My ex, we will call him Jay, once told me that I am severely unapproachable. When someone speaks to me out in the wild, I instantly have a 'get away from me' and 'don't touch me unless you want to lose a hand' vibe going on. This may have been the case seven years ago when I was living in the city and cultivated a harder exterior after one too many run-ins with yahoos and wack-a-doos on the street.

These days, I like to think I'm softer. Not only because I've let my workout regime fall to the wayside, but because I've grown up a lot. I've matured. And I stopped shaving my armpits and have embraced a nice frolic through the dewy morning grass. One of those last things isn't true. I'll let you decide on your own because I feel all readers should be involved in what they are reading to some extent.

For example, I'm not going to tell you my surroundings or what I am wearing as I type this because I firmly believe you have enough of an imagination to come up with that information on your own. In actuality, you really shouldn't be thinking about what I am wearing or where I am while I write this. It has nothing to do with the content of the article, nor does it make reading it any more enjoyable.

Back to the subject at hand. I like to think I'm not so unapproachable.

Still, guys don't hit on me. Probably because I don't play the damsel in distress very well. I have the whole, I can do it by myself thing going on. And apparently, self-sufficiant women, do not great lovers make. Or so people mistakenly think. Because I am a fantastic...let's not go there.

The truth is, men don't ask to pump my gas, carry my groceries, or query over whether or not I want to partake in a sampling of food or beverages with them. Probably because I am so happy in my current relationship status they already know I'm not available to them. Still, it's because of guys not hitting on me that I am aware of when I am being noticed more than usual. When something doesn't happen, like never ever, and then it starts to happen, you see it. Like, for example, if you never hear birds outside your window and then, one day out of the blue, you hear a sparrow singing his little singsong. You'd take note.

Well, today, I got all sorts of attention from fellas. Ones driving by me. Workers at the grocery store. Random teenagers I let cross in front of my car instead of running over and making pavement paint out of them. Smiles. Nods. Waves. Hellos. Weird starts to conversations like, "There are so many cereals out there, hey?"
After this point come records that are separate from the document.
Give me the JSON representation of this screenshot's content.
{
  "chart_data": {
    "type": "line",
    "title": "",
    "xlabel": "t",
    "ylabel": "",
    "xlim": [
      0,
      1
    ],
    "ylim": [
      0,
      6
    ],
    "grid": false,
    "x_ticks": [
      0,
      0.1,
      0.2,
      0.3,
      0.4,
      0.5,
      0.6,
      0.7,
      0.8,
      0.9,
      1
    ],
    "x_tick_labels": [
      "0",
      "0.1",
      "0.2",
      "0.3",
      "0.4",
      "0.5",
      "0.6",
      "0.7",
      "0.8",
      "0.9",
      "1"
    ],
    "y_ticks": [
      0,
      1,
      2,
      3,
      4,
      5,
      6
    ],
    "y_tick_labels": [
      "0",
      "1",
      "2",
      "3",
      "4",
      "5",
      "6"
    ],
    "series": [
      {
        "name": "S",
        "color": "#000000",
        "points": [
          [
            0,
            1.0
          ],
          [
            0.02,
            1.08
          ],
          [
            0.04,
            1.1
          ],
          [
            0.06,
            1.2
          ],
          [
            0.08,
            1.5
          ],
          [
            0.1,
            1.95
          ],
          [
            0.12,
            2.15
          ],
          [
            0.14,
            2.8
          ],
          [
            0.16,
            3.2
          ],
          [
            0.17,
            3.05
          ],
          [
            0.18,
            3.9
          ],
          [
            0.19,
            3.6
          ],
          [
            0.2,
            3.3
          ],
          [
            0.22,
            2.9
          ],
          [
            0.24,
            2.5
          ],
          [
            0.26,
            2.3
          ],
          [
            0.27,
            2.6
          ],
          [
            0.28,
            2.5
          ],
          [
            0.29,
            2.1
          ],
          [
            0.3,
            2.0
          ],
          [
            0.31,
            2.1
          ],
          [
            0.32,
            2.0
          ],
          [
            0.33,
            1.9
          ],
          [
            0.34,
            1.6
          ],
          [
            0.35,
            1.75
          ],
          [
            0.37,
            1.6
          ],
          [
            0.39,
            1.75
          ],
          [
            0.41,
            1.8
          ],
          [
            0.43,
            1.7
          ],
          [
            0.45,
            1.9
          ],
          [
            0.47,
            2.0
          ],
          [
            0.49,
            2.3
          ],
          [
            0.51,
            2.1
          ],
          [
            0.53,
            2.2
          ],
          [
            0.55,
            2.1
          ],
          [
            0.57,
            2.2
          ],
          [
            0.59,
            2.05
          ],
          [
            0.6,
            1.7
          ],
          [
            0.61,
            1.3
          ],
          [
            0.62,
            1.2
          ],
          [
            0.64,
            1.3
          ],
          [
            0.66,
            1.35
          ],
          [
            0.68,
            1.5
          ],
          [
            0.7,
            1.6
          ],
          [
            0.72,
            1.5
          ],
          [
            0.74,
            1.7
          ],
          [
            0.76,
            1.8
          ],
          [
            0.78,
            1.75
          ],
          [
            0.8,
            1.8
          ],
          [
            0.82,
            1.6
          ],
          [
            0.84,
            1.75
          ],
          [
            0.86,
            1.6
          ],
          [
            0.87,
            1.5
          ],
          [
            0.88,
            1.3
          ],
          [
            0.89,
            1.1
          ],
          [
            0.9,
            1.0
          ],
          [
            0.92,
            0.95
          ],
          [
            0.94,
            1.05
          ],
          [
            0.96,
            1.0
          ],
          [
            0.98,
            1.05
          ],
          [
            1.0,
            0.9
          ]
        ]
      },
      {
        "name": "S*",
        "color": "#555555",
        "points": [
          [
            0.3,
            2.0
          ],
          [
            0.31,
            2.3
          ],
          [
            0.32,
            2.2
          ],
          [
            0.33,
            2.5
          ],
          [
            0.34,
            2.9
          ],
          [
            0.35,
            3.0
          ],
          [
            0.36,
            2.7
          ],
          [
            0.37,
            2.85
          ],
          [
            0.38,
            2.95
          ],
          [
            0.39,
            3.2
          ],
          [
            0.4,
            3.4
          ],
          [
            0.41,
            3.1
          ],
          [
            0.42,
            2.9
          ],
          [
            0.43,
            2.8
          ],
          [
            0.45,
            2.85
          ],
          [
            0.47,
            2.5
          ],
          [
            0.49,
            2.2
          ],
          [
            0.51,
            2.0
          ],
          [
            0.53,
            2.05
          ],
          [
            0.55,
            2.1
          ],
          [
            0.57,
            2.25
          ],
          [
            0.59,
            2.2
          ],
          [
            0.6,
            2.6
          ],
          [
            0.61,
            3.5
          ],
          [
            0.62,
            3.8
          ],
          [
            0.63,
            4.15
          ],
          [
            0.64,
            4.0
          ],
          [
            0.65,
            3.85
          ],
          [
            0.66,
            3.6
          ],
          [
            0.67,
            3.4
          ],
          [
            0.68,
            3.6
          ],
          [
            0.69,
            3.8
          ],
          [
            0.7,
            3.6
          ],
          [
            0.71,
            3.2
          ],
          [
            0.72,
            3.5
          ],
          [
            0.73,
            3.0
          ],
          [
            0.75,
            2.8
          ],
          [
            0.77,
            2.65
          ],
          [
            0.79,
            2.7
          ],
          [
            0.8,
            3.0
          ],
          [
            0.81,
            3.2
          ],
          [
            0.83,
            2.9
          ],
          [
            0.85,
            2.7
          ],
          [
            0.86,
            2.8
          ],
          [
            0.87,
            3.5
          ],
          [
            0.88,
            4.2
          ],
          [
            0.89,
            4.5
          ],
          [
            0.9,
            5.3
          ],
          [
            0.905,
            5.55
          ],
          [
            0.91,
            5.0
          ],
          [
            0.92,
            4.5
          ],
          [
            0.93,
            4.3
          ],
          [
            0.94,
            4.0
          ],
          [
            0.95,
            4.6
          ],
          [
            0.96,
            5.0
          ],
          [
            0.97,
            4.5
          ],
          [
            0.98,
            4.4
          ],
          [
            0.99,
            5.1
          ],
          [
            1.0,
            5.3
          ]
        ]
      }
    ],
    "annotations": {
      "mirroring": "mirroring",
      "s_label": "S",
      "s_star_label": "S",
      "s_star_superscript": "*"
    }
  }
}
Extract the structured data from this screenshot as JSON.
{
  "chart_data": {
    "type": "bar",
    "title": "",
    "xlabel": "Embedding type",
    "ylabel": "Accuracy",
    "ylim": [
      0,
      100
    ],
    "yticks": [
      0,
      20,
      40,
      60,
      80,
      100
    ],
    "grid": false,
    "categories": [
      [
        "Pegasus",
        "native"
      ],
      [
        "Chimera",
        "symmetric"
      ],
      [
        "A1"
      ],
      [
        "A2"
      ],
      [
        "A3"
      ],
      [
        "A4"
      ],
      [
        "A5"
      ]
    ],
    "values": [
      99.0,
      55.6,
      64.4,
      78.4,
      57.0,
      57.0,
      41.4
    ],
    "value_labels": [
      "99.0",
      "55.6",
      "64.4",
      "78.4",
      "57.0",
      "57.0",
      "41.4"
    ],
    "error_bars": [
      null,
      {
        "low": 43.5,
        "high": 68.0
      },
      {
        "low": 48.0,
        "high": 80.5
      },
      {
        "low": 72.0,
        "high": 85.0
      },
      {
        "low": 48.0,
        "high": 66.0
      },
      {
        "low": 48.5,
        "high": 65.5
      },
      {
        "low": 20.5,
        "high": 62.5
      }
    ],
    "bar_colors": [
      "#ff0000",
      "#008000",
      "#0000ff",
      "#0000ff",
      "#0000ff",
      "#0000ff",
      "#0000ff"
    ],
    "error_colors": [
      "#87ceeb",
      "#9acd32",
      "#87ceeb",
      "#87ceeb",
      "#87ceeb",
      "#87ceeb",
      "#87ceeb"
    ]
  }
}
Here's the thing: I'm only doing two things differently in life these days.

1. Wearing more dresses
2. Letting my hair down

With the nice weather comes the dresses. In fact, I have waited a very long time for Spring to roll its lazy ass around so I can indulge myself in wearing clothes that I frankly shouldn't be wearing. I mean, I can't bend over in these outfits. And if I do, I better be wearing cute underwear. While this could totally be the reason I've been drawing the attention of Harry, Larry and Bob, I like to think guys don't really notice clothing. I mean, you could seriously ask my Sidekick what I wore on any given day and I doubt he'd actually be able to tell you. Likewise for any dudes I've ever had the pleasure of running into. They'd be able to tell you if my boobs looked good in a shirt, but wouldn't have a clue what was actually on the shirt.

So, dresses to the side, I also got this amazing new shampoo and conditioner from this salon and it seriously rocks my locks. I have been letting loose and leaving the elastic band at home. This crap smells so good, I want to eat it. I catch myself sniffing my hair at awkward moments. No, really. I'm one of those weird hair sniffer people.

Thus, in conclusion, men like it when women wear their hair down. I can only surmise that my lack of attention was due to the fact that I always, like every single freakin' day, wore my hair up in a messy sort of bun. Now the curly tendrils are tickling my back and the air has shifted. Perhaps it makes me more approachable, or maybe guys just like the looks of long flowing hair, either way, I think I've just cracked the attraction code.

Or perhaps I am mistaken and spring has simply sprung.